Baca : Ternyata Bukan Ahok BTP, Sandiaga Uno Dikabarkan Pimpin BUMN Sektor Energi Ini, Simak Rekam Jejaknya
Mereka mengetahui ada makan siang gratis di sekolah itu lantaran kakak dan adik mereka juga terdaftar di sana.
"Divya tidak pergi setiap hari, tetapi dia kebetulan pergi pada hari itu dan seseorang memotretnya," jelasnya.
Hal ini dikonfirmasi para guru di sekolah itu yang mengatakan kepada BBC bahwa sejumlah siswa membawa makan siang dari rumah, sehingga sisa makanan dari layanan makan gratis akan diberikan kepada anak-anak yang belum bergabung.
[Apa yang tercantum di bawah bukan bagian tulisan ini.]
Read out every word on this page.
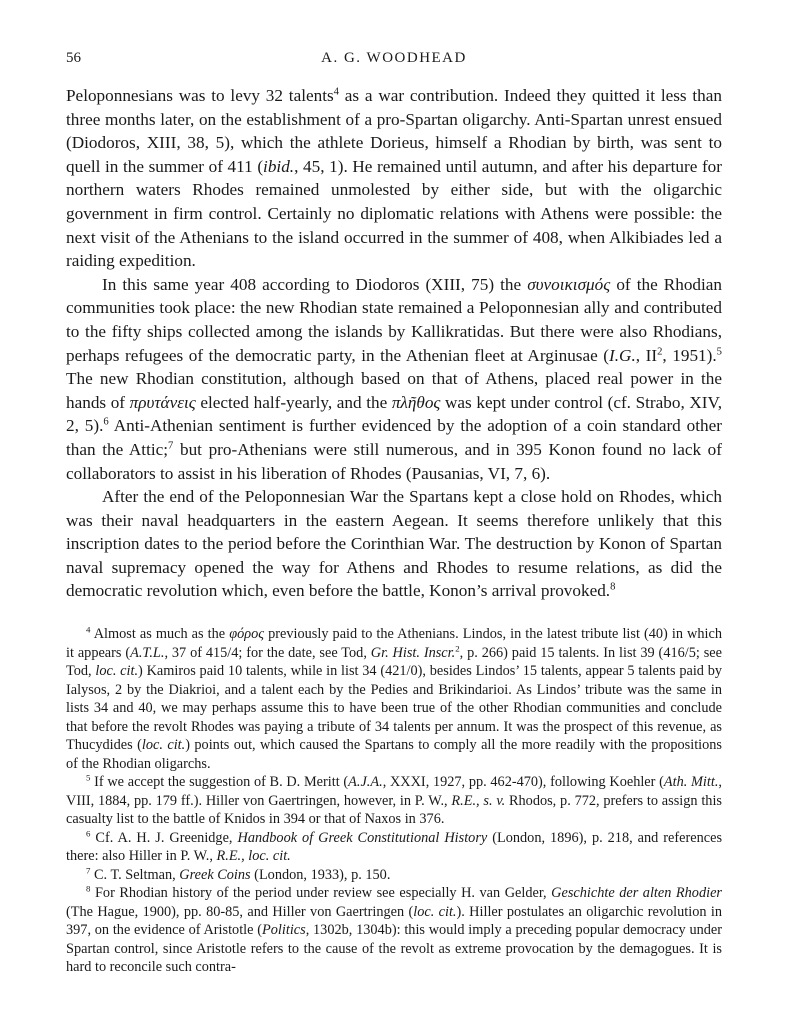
56	A. G. WOODHEAD

Peloponnesians was to levy 32 talents$^4$ as a war contribution. Indeed they quitted it less than three months later, on the establishment of a pro-Spartan oligarchy. Anti-Spartan unrest ensued (Diodoros, XIII, 38, 5), which the athlete Dorieus, himself a Rhodian by birth, was sent to quell in the summer of 411 (ibid., 45, 1). He remained until autumn, and after his departure for northern waters Rhodes remained unmolested by either side, but with the oligarchic government in firm control. Certainly no diplomatic relations with Athens were possible: the next visit of the Athenians to the island occurred in the summer of 408, when Alkibiades led a raiding expedition.

In this same year 408 according to Diodoros (XIII, 75) the συνοικισμός of the Rhodian communities took place: the new Rhodian state remained a Peloponnesian ally and contributed to the fifty ships collected among the islands by Kallikratidas. But there were also Rhodians, perhaps refugees of the democratic party, in the Athenian fleet at Arginusae (I.G., $II^2$, 1951).$^5$ The new Rhodian constitution, although based on that of Athens, placed real power in the hands of πρυτάνεις elected half-yearly, and the πλῆθος was kept under control (cf. Strabo, XIV, 2, 5).$^6$ Anti-Athenian sentiment is further evidenced by the adoption of a coin standard other than the Attic;$^7$ but pro-Athenians were still numerous, and in 395 Konon found no lack of collaborators to assist in his liberation of Rhodes (Pausanias, VI, 7, 6).

After the end of the Peloponnesian War the Spartans kept a close hold on Rhodes, which was their naval headquarters in the eastern Aegean. It seems therefore unlikely that this inscription dates to the period before the Corinthian War. The destruction by Konon of Spartan naval supremacy opened the way for Athens and Rhodes to resume relations, as did the democratic revolution which, even before the battle, Konon’s arrival provoked.$^8$

$^4$ Almost as much as the φόρος previously paid to the Athenians. Lindos, in the latest tribute list (40) in which it appears (A.T.L., 37 of 415/4; for the date, see Tod, Gr. Hist. Inscr.$^2$, p. 266) paid 15 talents. In list 39 (416/5; see Tod, loc. cit.) Kamiros paid 10 talents, while in list 34 (421/0), besides Lindos’ 15 talents, appear 5 talents paid by Ialysos, 2 by the Diakrioi, and a talent each by the Pedies and Brikindarioi. As Lindos’ tribute was the same in lists 34 and 40, we may perhaps assume this to have been true of the other Rhodian communities and conclude that before the revolt Rhodes was paying a tribute of 34 talents per annum. It was the prospect of this revenue, as Thucydides (loc. cit.) points out, which caused the Spartans to comply all the more readily with the propositions of the Rhodian oligarchs.

$^5$ If we accept the suggestion of B. D. Meritt (A.J.A., XXXI, 1927, pp. 462-470), following Koehler (Ath. Mitt., VIII, 1884, pp. 179 ff.). Hiller von Gaertringen, however, in P. W., R.E., s. v. Rhodos, p. 772, prefers to assign this casualty list to the battle of Knidos in 394 or that of Naxos in 376.

$^6$ Cf. A. H. J. Greenidge, Handbook of Greek Constitutional History (London, 1896), p. 218, and references there: also Hiller in P. W., R.E., loc. cit.

$^7$ C. T. Seltman, Greek Coins (London, 1933), p. 150.

$^8$ For Rhodian history of the period under review see especially H. van Gelder, Geschichte der alten Rhodier (The Hague, 1900), pp. 80-85, and Hiller von Gaertringen (loc. cit.). Hiller postulates an oligarchic revolution in 397, on the evidence of Aristotle (Politics, 1302b, 1304b): this would imply a preceding popular democracy under Spartan control, since Aristotle refers to the cause of the revolt as extreme provocation by the demagogues. It is hard to reconcile such contra-
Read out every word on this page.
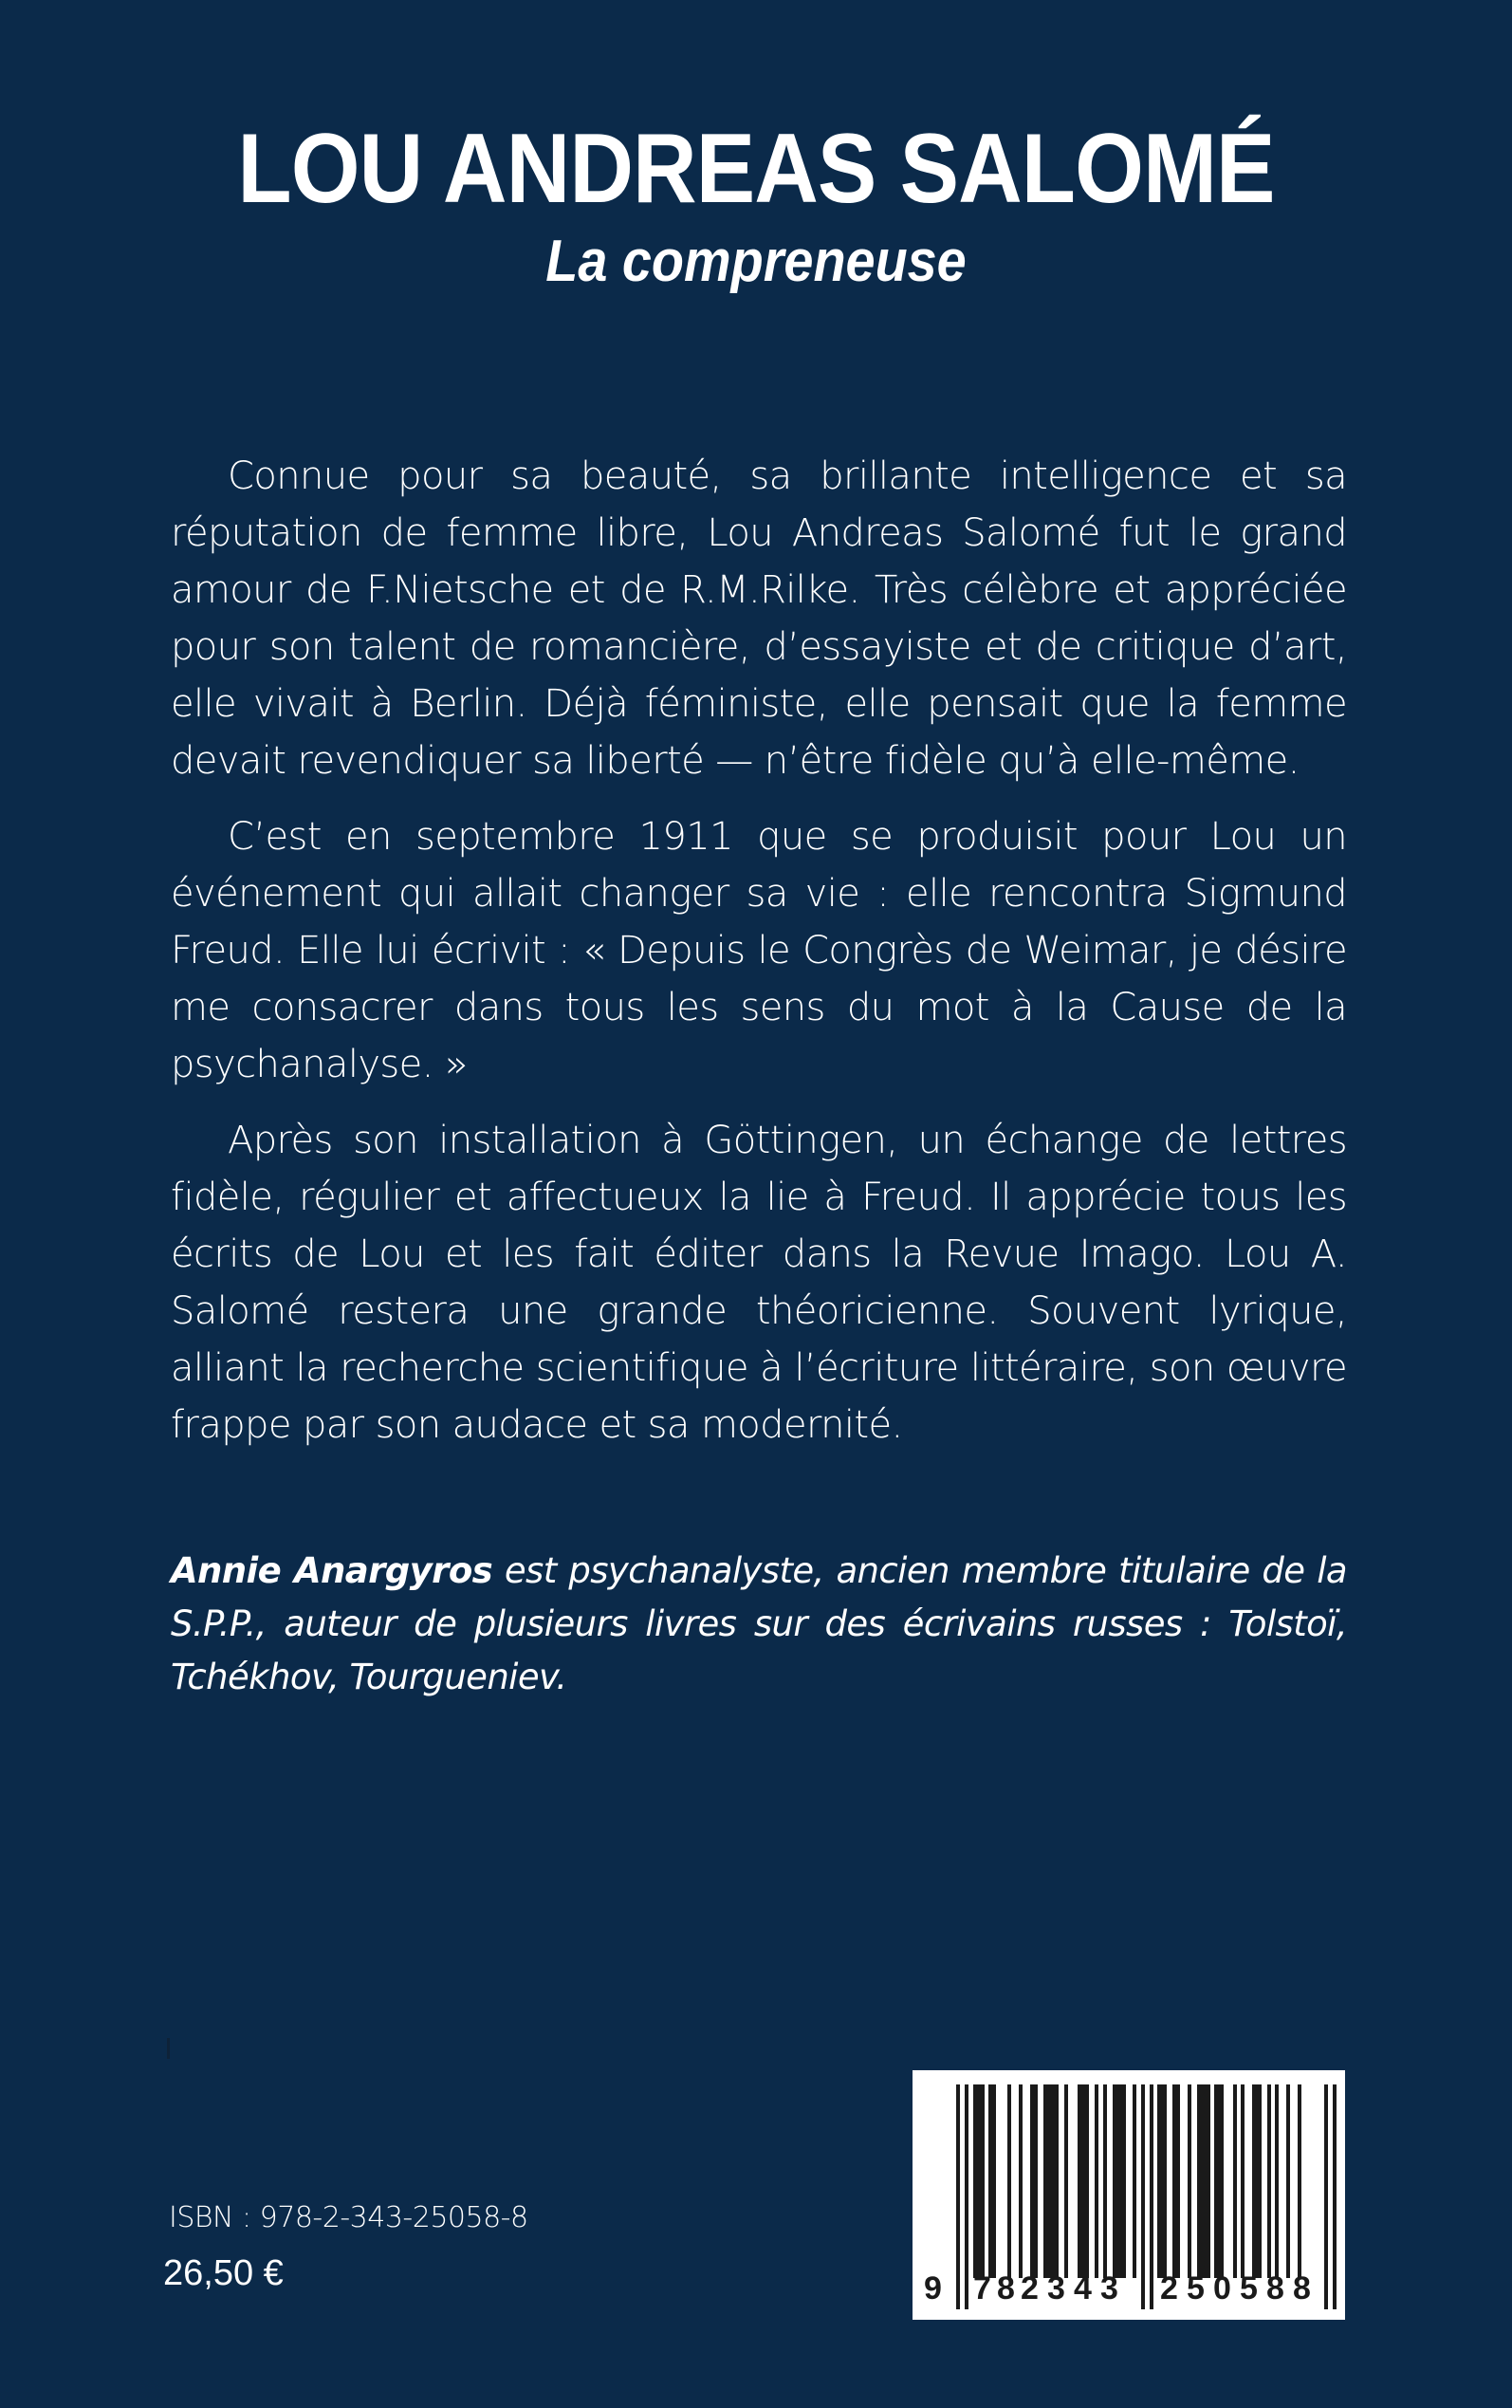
LOU ANDREAS SALOMÉ
La compreneuse

Connue pour sa beauté, sa brillante intelligence et sa réputation de femme libre, Lou Andreas Salomé fut le grand amour de F.Nietsche et de R.M.Rilke. Très célèbre et appréciée pour son talent de romancière, d’essayiste et de critique d’art, elle vivait à Berlin. Déjà féministe, elle pensait que la femme devait revendiquer sa liberté — n’être fidèle qu’à elle-même.

C’est en septembre 1911 que se produisit pour Lou un événement qui allait changer sa vie : elle rencontra Sigmund Freud. Elle lui écrivit : « Depuis le Congrès de Weimar, je désire me consacrer dans tous les sens du mot à la Cause de la psychanalyse. »

Après son installation à Göttingen, un échange de lettres fidèle, régulier et affectueux la lie à Freud. Il apprécie tous les écrits de Lou et les fait éditer dans la Revue Imago. Lou A. Salomé restera une grande théoricienne. Souvent lyrique, alliant la recherche scientifique à l’écriture littéraire, son œuvre frappe par son audace et sa modernité.

Annie Anargyros est psychanalyste, ancien membre titulaire de la S.P.P., auteur de plusieurs livres sur des écrivains russes : Tolstoï, Tchékhov, Tourgueniev.

ISBN : 978-2-343-25058-8
26,50 €	9 7 8 2 3 4 3 2 5 0 5 8 8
"Anak-anak adalah anak-anak. Lantaran tak ada pusat penitipan anak, banyak anak-anak bermain di pelataran sekolah," kata seorang guru, yang meminta namanya tidak perlu disebutkan.
Lakshman dan tetangganya mengakui kurangnya anganwadi atau pusat penitipan anak yang disponsori pemerintah, di lingkungan mereka.
Sehingga ini menjadi persoalan besar di kawasan itu, karena orang tua tidak memiliki tempat untuk meninggalkan anak-anaknya saat mereka pergi bekerja.
Kepala sekolah negeri setempat, SU Shivram Prasad, mengatakan dia berharap perhatian yang dihasilkan oleh kehadiran foto Divya akan mempercepat proses pendirian pusat penitipan anak.
"Keberadaan pusat penitipan yang disponsori pemerintah itu akan membantu orang tua dan anak-anak agar mendapat makanan bergizi," tambahnya.
Para guru di sekolah itu juga berharap bahwa sorotan media akan berdampak pada peningkatan perbaikan fasilitas sekolah.
Mereka mengatakan saat ini ada kekurangan staf dan bahan ajaran yang amburadul, dan sekolah itu bahkan tidak memiliki pagar pembatas, sehingga mereka harus terus-menerus mengawasi anak-anak selama masa istirahat.
Namun demikian, Divya pagi itu bersemangat untuk pergi ke sekolah.
Dia berkeras membawa tas sekolahnya ke mana-mana, bahkan ke taman bermain. Selain menyebutkan namanya, dia tidak menjawab pertanyaan apa pun.
"Dia anak yang sangat tenang," kata Lakshman, ketika putrinya memegang tangannya dan menciumnya.
Dan, dia mengakui bahwa terlepas dari segala persoalannya, foto itu memang bermanfaat.